A City Built on Social Enterprise

Okere City Students Photo

Just a few years ago, the small northern Ugandan village of Okere Mom-Kok was still struggling with the effects of the Ugandan Civil War and had been left underdeveloped.

Today, however, the area—with a population of about 4,000—is home to an early child care center, a school, a craft brewery, a village bank, a health center, and a community hall that serves as a cinema, church, and nightclub. In addition, there is now clean water and many common areas are powered by solar electricity.

It’s a turnaround that many would not have predicted. However, resident community developer Ojok Okello saw the potential for what his village could become, if only he could get the community involved.

“When I returned to my village, I lived like a pauper,” said Okello, who was born in Okere but left as a baby only to return in 2013 to reconnect with family. “I didn't have good toilet facilities. I didn't have access to a shower if I needed to have a shower. I couldn't buy painkillers if I had a headache. We are not meant to stay in these desperate, poor conditions forever. We have resources that we can use to make us better people.”

So, in 2019, Okello launched and provided the initial funding for the Okere Community Development Project (Okere City), which aims to create “economically thriving and self-reliant rural households” in Okere. It is a project based on social enterprise, not on charity. 

Bringing the Community on Board

For Okere City to be successful, Okello—a development expert who has worked for several international charities and non-governmental organizations—knew it was essential for the community to be involved. Development programs have failed in the past, he says, because they didn’t include the people and address their unique needs and challenges.

It was difficult, however, for many residents to envision this new future. 

“Some people cannot think about 10 years later when right now they are struggling to get food for their children,” said Okello. “In the beginning, the biggest challenge was making the community believe that we could actually emancipate ourselves. This was something that had never been attempted, nor anything they could relate with.”

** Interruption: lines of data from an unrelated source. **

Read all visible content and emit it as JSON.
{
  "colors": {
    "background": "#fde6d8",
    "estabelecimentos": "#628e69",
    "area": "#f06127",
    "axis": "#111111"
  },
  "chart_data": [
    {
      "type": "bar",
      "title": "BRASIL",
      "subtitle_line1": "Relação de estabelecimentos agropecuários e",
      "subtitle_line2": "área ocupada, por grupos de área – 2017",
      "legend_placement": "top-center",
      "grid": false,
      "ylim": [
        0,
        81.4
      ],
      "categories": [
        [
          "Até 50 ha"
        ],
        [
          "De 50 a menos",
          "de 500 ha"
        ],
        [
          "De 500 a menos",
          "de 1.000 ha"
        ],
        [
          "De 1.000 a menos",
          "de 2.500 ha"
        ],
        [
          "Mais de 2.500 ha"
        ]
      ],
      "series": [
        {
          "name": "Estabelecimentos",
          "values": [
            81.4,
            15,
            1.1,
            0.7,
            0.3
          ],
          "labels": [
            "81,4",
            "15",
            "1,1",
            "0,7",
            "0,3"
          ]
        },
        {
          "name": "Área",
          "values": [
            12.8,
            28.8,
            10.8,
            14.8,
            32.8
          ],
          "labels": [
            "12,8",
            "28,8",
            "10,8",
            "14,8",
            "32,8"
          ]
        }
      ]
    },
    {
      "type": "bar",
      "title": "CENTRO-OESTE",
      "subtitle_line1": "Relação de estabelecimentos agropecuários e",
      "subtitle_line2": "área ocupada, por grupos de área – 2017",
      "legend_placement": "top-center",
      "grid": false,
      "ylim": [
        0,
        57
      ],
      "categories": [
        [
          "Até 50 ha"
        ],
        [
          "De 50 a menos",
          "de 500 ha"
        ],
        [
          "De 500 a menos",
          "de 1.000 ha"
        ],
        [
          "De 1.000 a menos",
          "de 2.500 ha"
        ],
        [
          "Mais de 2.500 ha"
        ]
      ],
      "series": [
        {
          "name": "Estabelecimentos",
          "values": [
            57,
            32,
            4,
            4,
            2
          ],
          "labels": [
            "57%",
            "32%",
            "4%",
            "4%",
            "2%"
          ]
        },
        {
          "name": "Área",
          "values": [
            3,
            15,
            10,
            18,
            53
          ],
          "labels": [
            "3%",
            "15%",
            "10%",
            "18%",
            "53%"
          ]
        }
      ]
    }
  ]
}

To convince people this effort was more than just a dream, Okello likened their efforts to the origins of other thriving cities.“I had to make them think that whether it's London or New York, it didn't fall from the sky,” he said. “It just started from somewhere and it grew. They became hubs that provided opportunities.”

In the end, most villagers decided to participate because they wanted to give their children opportunities and send them to school. 

“They did not get the opportunity to go to school because part of the country was engulfed in a civil war for decades,” said Okello.

Because of this, the first project in Okere City was the creation of an early childhood development program, where initially 50 children were taught in one classroom. The school was a success and led many parents to request the creation of adult education programs so they could learn a little English and discuss the day’s school lessons with their children.

A village bank was also established, making it possible for residents to perform mobile money transactions without having to travel to the next trading center or wait a week for delivery. A voluntary loan and savings association was set up, enabling people to borrow money for projects to help improve their livelihoods.

Branching Out 

To help Okere City remain sustainable, the village turned to an underused natural resource: shea trees.

Before the project, Okere villagers were cutting down the shea trees to make charcoal to trade. They were not aware that the nuts on the tree could be used to create products, such as shea butter, that could be sold around the world.

A campaign against the destruction of shea trees was launched, and villagers were educated on how to use the nuts to make shea butter.

To help convince the villagers the shea butter business was lucrative, Okello bought the product from supermarkets in Kampala and showed them the price tags to demonstrate what they could potentially earn.

“They couldn't believe it, that what we have here is highly marketable elsewhere,” he said. “That's how we were able to start a cooperative society, and then about six months ago we launched our product line into the market.”

The Future of Okere City

The Okere City project is just two years old, but Okello says it has already made an impact.

“Right now, what we can see is that children who were not in school are now in school learning,” he said. “What we can see is that people have an alternative space where they can engage in trade and commerce. There is hope, belief and conviction that it is possible,” he said.

He also believes the lessons learned as part of the Okere City project are something that other communities can use as part of their own development.

“In the years to come, the world should be able to learn from our experience, and to use the resources that they have to provide holistic and connected services for their community,” he said.